As soil bacteria and fungi often defy cultivation approaches, culture-independent population studies are required to assess their diversity and functions (SP4). The microbial nitrogen cycle and other beneficial functions of the microbiome in soil and rhizosphere will be analyzed by SP4 to identify processes and markers. Superior over mere 16S rRNA surveys is the retrieval of structural genes encoding key enzymes (functional marker genes, e.g. for the microbial N cycle) to assess the microbial functional diversity or activity (7). Particularly the analysis of gene expression (mRNA) reflects gene induction and thus actual activities and processes (8). Thus SP4 will apply mRNA and DNA-based methods which they have recently developed to quantify key genes of the microbial Ncycle by quantitative (RT-)PCR. Innovative next-generation sequencing (NGS) methods will be additionally applied to assess the functional diversity of the underlying populations, and also to evaluate changes in the overall functions of the microbiome by transcriptome studies, now allowing a previously unprecedented depth of analysis of the microbiome, its capacities, and changes therein caused by catch crops. In later phases of the project, localization of specific microbes at high spatial resolution with a link to the nutrient flow (Nano-SIMS, jointly with SP3) may be considered.

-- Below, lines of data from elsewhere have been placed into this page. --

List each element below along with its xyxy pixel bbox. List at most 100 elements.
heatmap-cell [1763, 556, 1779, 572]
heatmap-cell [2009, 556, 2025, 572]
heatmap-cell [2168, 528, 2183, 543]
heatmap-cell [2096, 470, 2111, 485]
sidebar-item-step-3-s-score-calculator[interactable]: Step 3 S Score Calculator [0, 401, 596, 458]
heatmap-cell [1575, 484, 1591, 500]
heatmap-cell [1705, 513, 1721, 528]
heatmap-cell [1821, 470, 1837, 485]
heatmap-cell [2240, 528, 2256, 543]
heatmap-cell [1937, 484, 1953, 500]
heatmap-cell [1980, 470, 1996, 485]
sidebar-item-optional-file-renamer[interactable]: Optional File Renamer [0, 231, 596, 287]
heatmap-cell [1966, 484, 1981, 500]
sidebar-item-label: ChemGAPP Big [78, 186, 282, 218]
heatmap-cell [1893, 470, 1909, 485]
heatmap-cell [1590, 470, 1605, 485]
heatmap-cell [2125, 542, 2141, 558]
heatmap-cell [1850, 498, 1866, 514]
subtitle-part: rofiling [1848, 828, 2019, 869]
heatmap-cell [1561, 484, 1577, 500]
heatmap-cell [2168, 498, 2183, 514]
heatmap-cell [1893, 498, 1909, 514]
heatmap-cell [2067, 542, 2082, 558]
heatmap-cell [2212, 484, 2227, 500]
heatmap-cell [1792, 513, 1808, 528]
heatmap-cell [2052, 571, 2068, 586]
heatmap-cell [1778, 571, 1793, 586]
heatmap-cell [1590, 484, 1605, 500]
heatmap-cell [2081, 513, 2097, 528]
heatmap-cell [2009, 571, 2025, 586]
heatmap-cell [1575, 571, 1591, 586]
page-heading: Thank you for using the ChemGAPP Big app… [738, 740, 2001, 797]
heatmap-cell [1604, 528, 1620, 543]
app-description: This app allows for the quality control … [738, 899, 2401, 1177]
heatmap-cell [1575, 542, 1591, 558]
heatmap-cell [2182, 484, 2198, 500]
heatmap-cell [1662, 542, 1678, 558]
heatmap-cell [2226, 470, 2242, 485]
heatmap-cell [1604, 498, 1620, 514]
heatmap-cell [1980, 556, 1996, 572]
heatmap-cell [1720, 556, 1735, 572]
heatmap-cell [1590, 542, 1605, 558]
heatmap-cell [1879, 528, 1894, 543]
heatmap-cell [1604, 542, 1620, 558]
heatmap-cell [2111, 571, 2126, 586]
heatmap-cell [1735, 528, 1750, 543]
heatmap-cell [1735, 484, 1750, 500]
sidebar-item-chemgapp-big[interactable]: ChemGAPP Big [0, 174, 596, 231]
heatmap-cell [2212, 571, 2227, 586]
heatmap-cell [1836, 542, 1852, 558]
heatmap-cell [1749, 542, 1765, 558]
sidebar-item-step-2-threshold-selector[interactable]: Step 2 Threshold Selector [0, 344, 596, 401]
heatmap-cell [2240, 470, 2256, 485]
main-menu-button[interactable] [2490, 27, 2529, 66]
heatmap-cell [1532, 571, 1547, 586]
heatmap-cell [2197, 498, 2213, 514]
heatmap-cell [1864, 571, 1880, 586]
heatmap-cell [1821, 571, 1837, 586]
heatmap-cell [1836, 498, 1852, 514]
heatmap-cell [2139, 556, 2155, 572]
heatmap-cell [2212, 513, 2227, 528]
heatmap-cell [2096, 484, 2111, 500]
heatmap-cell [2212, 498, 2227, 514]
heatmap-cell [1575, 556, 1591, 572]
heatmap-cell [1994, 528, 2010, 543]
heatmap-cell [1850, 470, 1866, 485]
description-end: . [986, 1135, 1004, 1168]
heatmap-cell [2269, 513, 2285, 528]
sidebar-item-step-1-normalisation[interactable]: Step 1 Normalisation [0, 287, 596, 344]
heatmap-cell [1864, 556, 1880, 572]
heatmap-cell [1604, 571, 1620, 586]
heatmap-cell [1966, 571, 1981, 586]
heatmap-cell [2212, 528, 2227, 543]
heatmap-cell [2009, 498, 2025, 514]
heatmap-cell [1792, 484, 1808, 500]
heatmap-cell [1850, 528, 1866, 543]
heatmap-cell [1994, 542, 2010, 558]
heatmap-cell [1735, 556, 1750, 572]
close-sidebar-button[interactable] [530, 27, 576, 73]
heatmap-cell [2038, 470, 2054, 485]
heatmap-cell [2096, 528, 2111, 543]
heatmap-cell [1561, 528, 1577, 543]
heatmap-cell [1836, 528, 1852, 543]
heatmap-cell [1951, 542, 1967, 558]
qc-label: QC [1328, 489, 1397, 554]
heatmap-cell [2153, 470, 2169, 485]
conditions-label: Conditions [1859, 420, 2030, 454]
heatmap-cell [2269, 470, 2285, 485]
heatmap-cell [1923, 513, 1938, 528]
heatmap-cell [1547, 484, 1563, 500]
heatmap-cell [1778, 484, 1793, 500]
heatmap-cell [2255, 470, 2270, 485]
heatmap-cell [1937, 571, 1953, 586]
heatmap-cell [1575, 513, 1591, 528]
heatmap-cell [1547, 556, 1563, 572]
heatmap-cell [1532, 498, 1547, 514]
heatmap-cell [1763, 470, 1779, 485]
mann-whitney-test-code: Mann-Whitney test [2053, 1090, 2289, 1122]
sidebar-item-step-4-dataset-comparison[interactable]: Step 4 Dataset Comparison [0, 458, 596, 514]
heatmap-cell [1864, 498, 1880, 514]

Economics of catch crops and socio-economic impact:
SP5 will model and program crop rotations, including catch crops, while focusing on economic viability. Including catch crops in more diverse rotations is a challenge because it requires a dynamic analysis of short and long term costs and benefits that are prerequisites for farmers’ acceptance. In particular different rotations have to be evaluated for long run benefits, and values put at specific elements such as the investigated catch crops. Our research will master the challenge by using the new concept of a transition matrix and its dynamic programming (9, 10). The focus is on costs and benefits of (i) (i) dynamics in cropping patterns, (ii) benefits of catch crops as a long term fertility instrument, (iii) soil organic enrichment as a fertility strategy, and (iv) weed, pest and pathogen control. We aim to show how natural capital aspects which can be built up by the integration of catch crops can be visualized by pricing. Crop rotations are considered tools to promote eco-system services provided through resources which are then modeled; in detail SP5 will provide a cost-benefit analysis of long term and discounted net benefits of catch crops in rotations. This question is addressed by a joint programming of farming and ecosystems, i.e. how a potential drop in natural fertility can be avoided by better economic planning of crops, space and rotation. The interesting issue for agronomists is how planning deficits result in unsustainable resource use and how to get better actions based on knowledge of long term costs and benefits of rotations. In conceptualizing eco-system services by catch crops with regard to improved soil properties, the knowledge gained in the natural science and agronomy SPs are translated in economic variables.